En otras fotos se ven algunos indios del núcleo bandeirante, “con orejas de un palmo y perforadas, que hace tres años vivían como únicos habitantes de la zona”. Su cámara retrata esa ciudad que tiene algo del “sueño de arte moderno” y esas personas que hoy miran al lector convertido en un espía espiado.
El escritor busca –con más empeño teórico que práctico– a Opheliña, la brasileña que hace unos años se desmayó al verlo por primera vez (las fotos de Bioy joven justifican el knock out). La sigue mientras recuerda un beso pasional, también disparador de anginas. En el camino se cruza con las dobles que propone el desencuentro. Río de Janeiro tampoco es la ciudad exacta de su memoria y cuando puede se escapa del congreso para buscar esa otra ciudad, la preferible y recordada, en las calles y el Copacabana Palace. En la embajada argentina, algunas fotos miran “como espectadores en un teatro” lo que pasa: Aramburu, Rojas, Espil, Justo, un cura. Graham Greene, Moravia, Elsa Morante y el príncipe Putifón de Tailandia entran y salen, agobiados por el protocolo del congreso literario. El señor Aíta, director del protocolo, recibe su merecido, aunque ya tuvo una dosis anticipada hace años en un libro de Bustos Domecq –que es una forma siamesa de decir Borges y Bioy–, donde figura como Tony Agita, “literato de campanillas”.
El diario de esa semana en Brasil tiene todas las marcas de Bioy: el humor, la comprensión, la reflexión, la prosa que elige contar en vez de lustrar la habilidad del autor, las oraciones puntuales que parecen lo más natural del mundo. Es el diario de un escritor que no creía en la ingenuidad y daba lo mejor en todo lo que escribía. Aquí está, atento como siempre.

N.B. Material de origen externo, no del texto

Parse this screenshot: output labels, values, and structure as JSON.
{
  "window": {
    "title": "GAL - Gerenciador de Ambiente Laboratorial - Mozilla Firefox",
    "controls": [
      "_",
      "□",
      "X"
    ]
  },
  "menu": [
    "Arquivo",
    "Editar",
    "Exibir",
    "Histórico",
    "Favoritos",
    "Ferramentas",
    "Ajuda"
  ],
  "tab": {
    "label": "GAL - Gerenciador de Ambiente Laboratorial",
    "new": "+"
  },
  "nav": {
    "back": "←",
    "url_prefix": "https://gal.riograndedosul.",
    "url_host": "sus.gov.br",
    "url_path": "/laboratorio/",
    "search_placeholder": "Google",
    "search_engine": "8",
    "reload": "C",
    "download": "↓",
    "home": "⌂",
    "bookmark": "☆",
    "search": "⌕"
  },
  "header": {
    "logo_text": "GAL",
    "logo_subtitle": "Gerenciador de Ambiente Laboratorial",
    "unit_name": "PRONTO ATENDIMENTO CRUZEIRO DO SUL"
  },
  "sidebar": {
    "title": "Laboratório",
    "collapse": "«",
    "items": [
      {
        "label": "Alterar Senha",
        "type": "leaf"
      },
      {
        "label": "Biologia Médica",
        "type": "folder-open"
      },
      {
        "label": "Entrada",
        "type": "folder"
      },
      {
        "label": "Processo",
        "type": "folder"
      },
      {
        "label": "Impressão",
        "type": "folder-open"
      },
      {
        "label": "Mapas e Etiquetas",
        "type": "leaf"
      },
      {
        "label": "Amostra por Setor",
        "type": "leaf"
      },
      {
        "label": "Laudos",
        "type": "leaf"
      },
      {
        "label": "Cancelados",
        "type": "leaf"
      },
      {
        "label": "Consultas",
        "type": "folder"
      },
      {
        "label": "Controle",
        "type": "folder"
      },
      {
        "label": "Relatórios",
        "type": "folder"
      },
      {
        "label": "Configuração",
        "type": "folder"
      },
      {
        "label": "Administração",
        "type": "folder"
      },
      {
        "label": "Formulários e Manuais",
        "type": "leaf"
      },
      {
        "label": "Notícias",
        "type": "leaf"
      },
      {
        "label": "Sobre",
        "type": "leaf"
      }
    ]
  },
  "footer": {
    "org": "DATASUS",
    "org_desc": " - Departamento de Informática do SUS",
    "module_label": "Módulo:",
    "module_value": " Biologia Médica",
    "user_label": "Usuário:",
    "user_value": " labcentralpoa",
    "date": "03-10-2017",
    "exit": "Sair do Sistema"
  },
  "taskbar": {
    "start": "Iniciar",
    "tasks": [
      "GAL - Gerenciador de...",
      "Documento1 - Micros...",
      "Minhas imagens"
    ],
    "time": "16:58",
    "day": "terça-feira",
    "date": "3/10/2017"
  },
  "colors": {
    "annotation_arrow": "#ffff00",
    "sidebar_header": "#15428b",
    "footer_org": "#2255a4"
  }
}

Registra detalles porque creía que quedan en la memoria y justifican el hecho complejo de estar vivo. “Un posible sentido para mis escritos sería el de comunicar al lector el encanto de las cosas que me inducen a querer la vida, a sentir mucha pereza y pena de que pueda llegar la hora de abandonarla para siempre”, escribió en uno de sus libros. Una vez más: misión cumplida.